Many Yukoners are aware of the plight of Ilja Sawatzky.
For the past year and a half, this three-year-old Whitehorse boy has battled anaplastic medulloblastoma.
This cancer originates with tumours in the brain, and is found mainly in children.
Right now, Ilja is winning his battle — and he, and the approximately 1,300 Canadian kids who develop cancer every year, have more reasons for hope than ever.
That’s because major advances in treatment have meant that death rates for childhood cancers have dropped more than 50 per cent since the early 1950s.
Such advances result from research, paid for by those who believe that every child deserves a future.
In Whitehorse, hope is appearing in a new form. We at the Canadian Cancer Society office in Whitehorse are proud to announce that RCMP Staff Sergeant Pat Egan has stepped up to take part in one of our major fundraisers for kids with cancer: the Cops for Cancer Tour de North.
The Tour de North is an epic, annual cycling event, involving 25 RCMP officers, a paramedic and one news reporter, from far-flung communities throughout central and northern BC.
From September 5th to 11th, they’ll cycle more than 826 kilometres from Prince George to Prince Rupert, B.C.
Egan will be joining the tour — and by doing so, he’ll bring a Yukon presence to it for the first time.
We congratulate him for honouring the RCMP, the Canadian Cancer Society, and kids with cancer. He, and every other officer on the tour, has committed to some serious physical training and fundraising.
Egan is bound to be affected by the experience of Cops for Cancer Tour de North. Picture the visual spectacle: a long line of cyclists bearing RCMP and Canadian Cancer Society colours, flanked by support vehicles with flashing police lights.
As it rolls through each community along the tour route, riders are warmly welcomed with ceremonies, community fundraisers, media attention and generous donations.
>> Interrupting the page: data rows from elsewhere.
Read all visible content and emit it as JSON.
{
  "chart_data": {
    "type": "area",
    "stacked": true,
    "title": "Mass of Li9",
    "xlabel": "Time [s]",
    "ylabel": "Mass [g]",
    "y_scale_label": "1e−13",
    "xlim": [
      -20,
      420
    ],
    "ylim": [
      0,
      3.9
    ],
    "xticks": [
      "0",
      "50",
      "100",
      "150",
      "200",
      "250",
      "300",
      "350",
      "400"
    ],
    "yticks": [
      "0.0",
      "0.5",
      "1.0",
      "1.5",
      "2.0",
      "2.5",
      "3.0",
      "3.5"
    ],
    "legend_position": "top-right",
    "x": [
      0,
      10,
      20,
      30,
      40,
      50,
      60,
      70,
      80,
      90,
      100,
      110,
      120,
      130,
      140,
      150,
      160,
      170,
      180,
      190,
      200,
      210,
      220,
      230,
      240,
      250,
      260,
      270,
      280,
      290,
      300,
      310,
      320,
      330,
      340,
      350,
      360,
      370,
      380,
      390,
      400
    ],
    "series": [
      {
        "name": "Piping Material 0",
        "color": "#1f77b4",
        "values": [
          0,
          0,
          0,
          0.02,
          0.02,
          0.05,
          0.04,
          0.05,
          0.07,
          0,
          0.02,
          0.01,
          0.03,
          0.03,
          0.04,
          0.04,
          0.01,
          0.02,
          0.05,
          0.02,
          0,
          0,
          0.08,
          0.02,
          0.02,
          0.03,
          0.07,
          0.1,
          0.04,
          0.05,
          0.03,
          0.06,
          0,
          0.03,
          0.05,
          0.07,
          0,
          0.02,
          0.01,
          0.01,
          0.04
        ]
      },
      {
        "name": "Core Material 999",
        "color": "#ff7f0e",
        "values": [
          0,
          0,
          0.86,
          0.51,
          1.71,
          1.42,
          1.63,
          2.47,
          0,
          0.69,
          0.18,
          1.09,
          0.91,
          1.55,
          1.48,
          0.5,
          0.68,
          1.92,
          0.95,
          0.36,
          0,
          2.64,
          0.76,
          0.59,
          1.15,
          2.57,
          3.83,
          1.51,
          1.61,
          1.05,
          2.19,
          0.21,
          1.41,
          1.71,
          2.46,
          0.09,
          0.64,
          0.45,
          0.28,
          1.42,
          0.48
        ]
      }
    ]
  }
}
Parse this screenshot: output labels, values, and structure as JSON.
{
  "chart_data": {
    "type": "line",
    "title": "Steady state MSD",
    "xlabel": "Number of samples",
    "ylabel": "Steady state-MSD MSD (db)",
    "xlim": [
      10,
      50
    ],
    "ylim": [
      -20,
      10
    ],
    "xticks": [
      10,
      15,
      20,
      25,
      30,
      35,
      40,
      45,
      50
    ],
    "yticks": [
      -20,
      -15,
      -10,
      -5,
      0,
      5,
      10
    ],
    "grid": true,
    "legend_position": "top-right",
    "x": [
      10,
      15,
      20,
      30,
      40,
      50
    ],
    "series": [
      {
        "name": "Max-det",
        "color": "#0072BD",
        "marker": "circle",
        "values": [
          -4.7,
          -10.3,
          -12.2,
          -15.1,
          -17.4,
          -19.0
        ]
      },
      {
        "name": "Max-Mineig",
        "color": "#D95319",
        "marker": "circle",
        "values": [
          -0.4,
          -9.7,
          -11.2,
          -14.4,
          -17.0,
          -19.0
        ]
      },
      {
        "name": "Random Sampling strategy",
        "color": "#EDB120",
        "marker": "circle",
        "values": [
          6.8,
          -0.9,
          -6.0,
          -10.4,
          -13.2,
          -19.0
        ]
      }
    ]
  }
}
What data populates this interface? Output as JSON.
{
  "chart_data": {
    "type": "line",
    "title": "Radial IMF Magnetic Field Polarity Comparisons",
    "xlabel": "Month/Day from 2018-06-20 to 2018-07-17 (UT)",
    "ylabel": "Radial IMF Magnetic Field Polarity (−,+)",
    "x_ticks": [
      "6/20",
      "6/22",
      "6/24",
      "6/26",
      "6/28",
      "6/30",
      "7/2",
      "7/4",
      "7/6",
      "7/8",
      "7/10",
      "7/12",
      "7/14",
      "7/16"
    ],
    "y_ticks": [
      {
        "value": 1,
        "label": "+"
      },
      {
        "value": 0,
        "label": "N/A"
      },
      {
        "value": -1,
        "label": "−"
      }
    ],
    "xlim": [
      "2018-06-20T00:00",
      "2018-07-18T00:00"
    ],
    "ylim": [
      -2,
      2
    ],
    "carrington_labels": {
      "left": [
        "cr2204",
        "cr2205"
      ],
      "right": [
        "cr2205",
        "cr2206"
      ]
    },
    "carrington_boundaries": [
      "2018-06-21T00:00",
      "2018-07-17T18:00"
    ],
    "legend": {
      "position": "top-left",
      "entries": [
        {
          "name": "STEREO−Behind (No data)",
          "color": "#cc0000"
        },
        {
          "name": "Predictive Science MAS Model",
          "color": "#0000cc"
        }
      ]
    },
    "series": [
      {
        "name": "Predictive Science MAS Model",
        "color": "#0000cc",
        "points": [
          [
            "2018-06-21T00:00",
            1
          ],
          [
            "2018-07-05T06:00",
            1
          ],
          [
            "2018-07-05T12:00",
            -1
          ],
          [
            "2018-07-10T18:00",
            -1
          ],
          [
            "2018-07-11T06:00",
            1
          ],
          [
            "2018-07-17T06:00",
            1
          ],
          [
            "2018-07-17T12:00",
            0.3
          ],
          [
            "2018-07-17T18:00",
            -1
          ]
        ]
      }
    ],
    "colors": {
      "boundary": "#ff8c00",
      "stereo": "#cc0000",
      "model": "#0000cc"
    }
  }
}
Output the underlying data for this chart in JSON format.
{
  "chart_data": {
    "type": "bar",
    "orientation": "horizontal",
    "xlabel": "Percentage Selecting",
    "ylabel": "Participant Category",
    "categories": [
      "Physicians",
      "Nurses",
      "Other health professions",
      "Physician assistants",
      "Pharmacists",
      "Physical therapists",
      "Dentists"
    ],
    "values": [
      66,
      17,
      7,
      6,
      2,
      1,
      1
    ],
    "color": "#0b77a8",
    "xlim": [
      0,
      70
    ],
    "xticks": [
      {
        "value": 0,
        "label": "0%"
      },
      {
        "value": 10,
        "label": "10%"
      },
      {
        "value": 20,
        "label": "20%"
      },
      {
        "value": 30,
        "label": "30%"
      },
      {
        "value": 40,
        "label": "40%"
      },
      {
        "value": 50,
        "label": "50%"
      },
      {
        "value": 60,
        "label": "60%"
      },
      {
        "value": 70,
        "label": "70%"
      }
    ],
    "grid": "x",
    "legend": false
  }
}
Such emotional encounters between tour participants and spectators never fail to drive home the key point — it takes a community to fight cancer.
It takes caring communities, like Whitehorse, supporting committed cops, like Egan, to ensure that inspirational kids, like Ilja, actually get a future.
The Tour de North is one of four Cops for Cancer tours organized annually by the BC and Yukon Division of the Canadian Cancer Society.
The others take place in Greater Vancouver, the Fraser Valley, and on Vancouver Island — different locations, different riders, but all share this feature: once they and the media have wrapped up and gone home, the dollars raised keep helping BC and Yukon kids with cancer.
In 2007, the four Cops for Cancer Tours in BC raised $3.2 million for pediatric cancer research and programs for children with cancer and their families. These programs include Camp Goodtimes, the Society’s acclaimed free summer camp in Maple Ridge, BC.
The camp provides medically supervised recreational experiences with added social, emotional, and physical support for children with cancer and their families.
Also funded is free transportation service to and from cancer-related medical appointments for patients undergoing cancer treatment — an important service for northern cancer patients receiving treatment away from home.
There is a toll-free Cancer Information Service (1 (888) 939-3333) that provides current, reliable and free information on all cancers, access to community resources, and referrals to support services.
The society maintains a website (www.cancer.ca), and distributes brochures covering a range of cancer topics.
Efforts have been made to enact public policies that make healthy choices, easier choices — such as tobacco-free sports zones, improved nutrition and increased physical activity in schools.
I would like to invite all Yukon residents to support Staff Sergeant Pat Egan in the challenge he’s embraced.
Attend his fundraiser, August 28th at 12 p.m. in the Elijah Smith building, organize a fundraiser of your own, or donate online to Egan’s campaign through the Canadian Cancer Society website.
Visit www.cancer.ca and follow links to B.C./Yukon, Cops for Cancer and find Pat Egan’s name under Sponsor a Rider.
Help us make cancer history for kids.
Scott Kent is Yukon regional manager for the Canadian Cancer Society.